Why type deduction of function parameters are prioritized over the types from template?

Question

Lets have a look at the simple example of enable_if usages

template <bool, typename T = void>
struct enable_if
{
};

template <typename T>
struct enable_if<true, T>
{
    typedef T type;
};

1. Here it is expected that y would be int, since T is our "enabled" type.

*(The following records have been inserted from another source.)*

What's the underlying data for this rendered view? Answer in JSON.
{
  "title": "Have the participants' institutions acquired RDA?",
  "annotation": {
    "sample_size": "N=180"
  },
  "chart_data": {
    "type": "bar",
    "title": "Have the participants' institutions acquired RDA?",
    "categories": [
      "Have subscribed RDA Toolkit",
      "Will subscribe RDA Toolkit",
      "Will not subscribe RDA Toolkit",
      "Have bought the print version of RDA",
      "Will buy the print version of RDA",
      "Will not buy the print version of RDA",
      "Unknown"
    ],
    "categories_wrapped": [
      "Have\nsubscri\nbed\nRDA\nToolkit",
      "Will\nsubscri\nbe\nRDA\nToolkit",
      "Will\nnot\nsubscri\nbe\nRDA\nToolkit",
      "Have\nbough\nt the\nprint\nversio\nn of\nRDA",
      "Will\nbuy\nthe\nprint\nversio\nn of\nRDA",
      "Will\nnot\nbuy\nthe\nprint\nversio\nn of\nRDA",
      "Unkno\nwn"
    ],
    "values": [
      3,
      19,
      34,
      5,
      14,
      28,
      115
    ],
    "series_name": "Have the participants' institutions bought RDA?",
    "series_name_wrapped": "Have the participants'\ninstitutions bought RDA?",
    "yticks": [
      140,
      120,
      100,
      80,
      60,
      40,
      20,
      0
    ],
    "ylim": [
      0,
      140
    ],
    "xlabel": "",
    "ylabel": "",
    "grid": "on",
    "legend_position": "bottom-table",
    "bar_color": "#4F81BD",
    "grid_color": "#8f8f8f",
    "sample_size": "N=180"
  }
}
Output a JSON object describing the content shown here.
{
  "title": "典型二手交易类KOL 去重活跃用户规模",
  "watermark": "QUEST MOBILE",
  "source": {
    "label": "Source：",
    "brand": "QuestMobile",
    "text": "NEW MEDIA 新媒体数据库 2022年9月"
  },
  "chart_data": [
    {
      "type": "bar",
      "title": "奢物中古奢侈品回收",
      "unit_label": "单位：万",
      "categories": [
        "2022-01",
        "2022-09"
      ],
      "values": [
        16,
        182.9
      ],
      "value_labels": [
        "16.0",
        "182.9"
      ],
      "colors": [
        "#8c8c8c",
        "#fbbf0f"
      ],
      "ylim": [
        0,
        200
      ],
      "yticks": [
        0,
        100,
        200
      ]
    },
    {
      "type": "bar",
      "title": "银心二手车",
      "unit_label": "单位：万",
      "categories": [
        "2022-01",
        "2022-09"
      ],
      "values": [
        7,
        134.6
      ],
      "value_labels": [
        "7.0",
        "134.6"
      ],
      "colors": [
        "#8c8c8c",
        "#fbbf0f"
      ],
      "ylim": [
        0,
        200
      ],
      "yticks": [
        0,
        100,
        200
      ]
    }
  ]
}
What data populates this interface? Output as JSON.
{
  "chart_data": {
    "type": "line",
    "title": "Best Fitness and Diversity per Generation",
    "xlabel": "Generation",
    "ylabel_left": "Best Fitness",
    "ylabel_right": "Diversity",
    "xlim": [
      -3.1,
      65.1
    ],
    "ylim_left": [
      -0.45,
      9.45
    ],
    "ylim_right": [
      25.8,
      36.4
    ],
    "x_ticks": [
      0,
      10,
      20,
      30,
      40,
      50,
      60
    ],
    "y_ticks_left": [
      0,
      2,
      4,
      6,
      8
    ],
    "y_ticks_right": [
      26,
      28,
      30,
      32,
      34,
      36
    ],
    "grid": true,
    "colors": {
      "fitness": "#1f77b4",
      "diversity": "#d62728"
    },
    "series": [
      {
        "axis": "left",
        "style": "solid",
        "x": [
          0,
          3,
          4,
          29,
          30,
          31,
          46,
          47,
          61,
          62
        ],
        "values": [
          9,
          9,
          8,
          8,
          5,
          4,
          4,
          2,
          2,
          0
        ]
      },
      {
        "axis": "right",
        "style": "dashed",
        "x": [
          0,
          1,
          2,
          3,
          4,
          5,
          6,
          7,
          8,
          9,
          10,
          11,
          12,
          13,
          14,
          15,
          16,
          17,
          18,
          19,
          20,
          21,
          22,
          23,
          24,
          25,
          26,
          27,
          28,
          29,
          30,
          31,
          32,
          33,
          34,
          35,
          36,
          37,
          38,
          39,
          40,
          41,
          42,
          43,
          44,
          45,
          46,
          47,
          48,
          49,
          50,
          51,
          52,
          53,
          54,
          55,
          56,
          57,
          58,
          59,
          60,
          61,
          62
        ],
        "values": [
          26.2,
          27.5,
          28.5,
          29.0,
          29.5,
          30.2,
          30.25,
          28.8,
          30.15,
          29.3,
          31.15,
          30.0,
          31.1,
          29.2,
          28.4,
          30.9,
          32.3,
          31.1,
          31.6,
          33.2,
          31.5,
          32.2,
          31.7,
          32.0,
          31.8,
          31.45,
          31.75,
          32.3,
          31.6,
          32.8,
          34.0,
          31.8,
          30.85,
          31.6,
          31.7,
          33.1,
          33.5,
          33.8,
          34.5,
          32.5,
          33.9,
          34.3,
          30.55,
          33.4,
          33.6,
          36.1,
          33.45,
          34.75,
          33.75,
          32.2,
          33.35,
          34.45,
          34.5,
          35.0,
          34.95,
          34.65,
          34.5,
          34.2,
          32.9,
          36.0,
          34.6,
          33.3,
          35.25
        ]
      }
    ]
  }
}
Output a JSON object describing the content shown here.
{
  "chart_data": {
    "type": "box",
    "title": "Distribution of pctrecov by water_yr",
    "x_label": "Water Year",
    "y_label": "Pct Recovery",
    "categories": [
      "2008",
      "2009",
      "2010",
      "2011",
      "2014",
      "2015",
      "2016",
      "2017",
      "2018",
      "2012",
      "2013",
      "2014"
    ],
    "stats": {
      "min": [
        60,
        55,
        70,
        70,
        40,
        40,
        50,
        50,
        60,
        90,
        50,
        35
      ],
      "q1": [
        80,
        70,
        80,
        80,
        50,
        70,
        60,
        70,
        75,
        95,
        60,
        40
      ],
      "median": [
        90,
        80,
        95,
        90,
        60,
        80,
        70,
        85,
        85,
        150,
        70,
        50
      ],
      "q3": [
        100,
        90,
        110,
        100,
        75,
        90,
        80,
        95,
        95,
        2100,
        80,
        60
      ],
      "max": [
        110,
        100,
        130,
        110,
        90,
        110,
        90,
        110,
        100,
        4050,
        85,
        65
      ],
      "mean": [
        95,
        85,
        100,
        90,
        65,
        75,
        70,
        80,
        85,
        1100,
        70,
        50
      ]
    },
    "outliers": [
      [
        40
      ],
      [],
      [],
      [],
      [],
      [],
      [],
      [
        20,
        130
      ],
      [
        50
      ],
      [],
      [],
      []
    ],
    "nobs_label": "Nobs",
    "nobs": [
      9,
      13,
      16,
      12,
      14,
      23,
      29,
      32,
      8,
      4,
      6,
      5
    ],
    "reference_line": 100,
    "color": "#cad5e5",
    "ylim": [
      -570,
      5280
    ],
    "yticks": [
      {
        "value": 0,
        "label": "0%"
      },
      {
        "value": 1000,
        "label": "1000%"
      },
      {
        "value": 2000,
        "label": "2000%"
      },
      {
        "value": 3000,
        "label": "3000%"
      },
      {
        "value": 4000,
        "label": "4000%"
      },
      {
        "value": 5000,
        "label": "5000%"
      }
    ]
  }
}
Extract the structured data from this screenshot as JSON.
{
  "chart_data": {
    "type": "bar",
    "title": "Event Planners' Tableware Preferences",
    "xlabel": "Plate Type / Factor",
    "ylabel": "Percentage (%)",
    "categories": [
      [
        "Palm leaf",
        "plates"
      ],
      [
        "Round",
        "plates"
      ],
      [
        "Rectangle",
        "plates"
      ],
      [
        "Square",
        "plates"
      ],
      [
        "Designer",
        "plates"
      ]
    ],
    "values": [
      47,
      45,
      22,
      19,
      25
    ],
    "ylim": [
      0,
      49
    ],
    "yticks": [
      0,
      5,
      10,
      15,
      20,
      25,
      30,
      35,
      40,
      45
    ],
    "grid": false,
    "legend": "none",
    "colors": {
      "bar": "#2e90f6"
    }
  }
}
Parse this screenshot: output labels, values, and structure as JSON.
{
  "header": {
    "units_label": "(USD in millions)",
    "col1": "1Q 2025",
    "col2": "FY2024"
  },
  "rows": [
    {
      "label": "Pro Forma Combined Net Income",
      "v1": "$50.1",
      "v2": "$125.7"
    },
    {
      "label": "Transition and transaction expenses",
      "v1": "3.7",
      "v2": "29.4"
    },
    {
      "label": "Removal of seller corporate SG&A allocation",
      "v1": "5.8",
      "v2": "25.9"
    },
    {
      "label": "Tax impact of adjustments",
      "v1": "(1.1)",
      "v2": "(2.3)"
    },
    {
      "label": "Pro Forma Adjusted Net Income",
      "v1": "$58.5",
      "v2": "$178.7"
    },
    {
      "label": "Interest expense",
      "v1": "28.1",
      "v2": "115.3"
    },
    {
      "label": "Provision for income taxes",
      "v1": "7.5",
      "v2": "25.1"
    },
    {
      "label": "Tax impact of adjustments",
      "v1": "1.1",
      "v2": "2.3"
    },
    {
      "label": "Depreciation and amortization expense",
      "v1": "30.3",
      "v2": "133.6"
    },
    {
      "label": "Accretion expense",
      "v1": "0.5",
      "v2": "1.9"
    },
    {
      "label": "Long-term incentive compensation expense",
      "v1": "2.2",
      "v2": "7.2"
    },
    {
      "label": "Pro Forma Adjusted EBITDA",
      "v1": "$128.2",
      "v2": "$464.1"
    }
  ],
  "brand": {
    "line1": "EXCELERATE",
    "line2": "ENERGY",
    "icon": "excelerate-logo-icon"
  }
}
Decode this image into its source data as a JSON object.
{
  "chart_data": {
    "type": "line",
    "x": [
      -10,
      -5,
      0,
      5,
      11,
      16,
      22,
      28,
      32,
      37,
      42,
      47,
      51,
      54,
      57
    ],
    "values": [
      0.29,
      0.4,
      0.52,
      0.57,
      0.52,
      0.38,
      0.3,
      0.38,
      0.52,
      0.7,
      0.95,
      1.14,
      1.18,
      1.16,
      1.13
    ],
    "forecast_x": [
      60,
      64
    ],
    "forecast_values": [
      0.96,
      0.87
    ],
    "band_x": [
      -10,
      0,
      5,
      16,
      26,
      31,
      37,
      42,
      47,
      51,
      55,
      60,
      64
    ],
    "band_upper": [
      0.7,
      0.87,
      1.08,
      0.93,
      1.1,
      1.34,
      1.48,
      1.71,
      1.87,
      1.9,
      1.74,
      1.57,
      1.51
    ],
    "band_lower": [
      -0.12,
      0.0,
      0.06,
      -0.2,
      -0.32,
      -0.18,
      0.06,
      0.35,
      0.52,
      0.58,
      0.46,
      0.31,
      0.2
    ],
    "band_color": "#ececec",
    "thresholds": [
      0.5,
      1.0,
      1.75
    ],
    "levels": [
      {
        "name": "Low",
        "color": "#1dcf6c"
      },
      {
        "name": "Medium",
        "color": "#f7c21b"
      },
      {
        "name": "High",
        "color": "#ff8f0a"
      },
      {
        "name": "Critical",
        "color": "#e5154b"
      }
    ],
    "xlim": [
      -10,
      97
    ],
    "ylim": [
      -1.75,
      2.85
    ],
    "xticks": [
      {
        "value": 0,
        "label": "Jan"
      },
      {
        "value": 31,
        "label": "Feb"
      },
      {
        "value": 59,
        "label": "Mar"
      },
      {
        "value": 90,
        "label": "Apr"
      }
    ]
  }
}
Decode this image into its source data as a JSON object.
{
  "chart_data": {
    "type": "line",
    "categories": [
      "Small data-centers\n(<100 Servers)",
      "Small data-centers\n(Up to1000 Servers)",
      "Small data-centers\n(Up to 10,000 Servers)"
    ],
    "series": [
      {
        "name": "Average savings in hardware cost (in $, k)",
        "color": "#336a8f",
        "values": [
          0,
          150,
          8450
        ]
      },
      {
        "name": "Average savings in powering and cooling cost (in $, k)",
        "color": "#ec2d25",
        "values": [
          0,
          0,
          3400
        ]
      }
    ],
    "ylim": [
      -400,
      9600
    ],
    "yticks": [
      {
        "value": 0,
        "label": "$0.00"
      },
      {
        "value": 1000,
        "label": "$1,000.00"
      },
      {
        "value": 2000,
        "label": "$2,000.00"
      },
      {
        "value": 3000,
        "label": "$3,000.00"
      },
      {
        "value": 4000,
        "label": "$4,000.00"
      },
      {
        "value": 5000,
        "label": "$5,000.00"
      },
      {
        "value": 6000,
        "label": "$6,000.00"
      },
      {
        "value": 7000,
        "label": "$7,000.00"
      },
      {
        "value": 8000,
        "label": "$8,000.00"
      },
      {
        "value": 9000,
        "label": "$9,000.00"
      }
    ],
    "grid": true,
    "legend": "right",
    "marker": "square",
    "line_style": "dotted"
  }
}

template <typename T, typename Y = typename std::enable_if<std::is_integral<T>::value, T>::type>
void do_stuff(T t)
{
    (void)t;
    Y y;
    std::cout << typeid(y).name() << std::endl;
}
do_stuff(15); // int

2. But here things go somewhat non-explicit for me, and y will be deduced to whatever the type of the actual argument is going to be

template <typename T, typename Y = typename std::enable_if<std::is_integral<T>::value, T>::type>
void do_stuff(T t, Y y)
{
    (void)t;
    std::cout << "do_stuff integral\n";
    std::cout << typeid(y).name() << std::endl;
}

do_stuff(15, 14.3);  // double

So my question is:

What could be the rules that forces compiler to prioritize deduction of y from the actual argument passed and ignore the enabled type from enable_if ?

Answer 1

Default template argument is used only when template argument isn't specified explicitly and template parameter can't be deduced. For this case, Y could be deduced from 14.3 as double, then default argument won't be used. Similarly, in the 1st sample you can also bypass the check of std::enable_if by specifying template argument.

do_stuff<int, double>(15); // double

BTW you can add non-type template parameter using std::enable_if in type declaration to make check taking effect all the time.

template <typename T, typename Y, typename std::enable_if<std::is_integral<T>::value, T>::type* = nullptr>
void do_stuff(T t, Y y)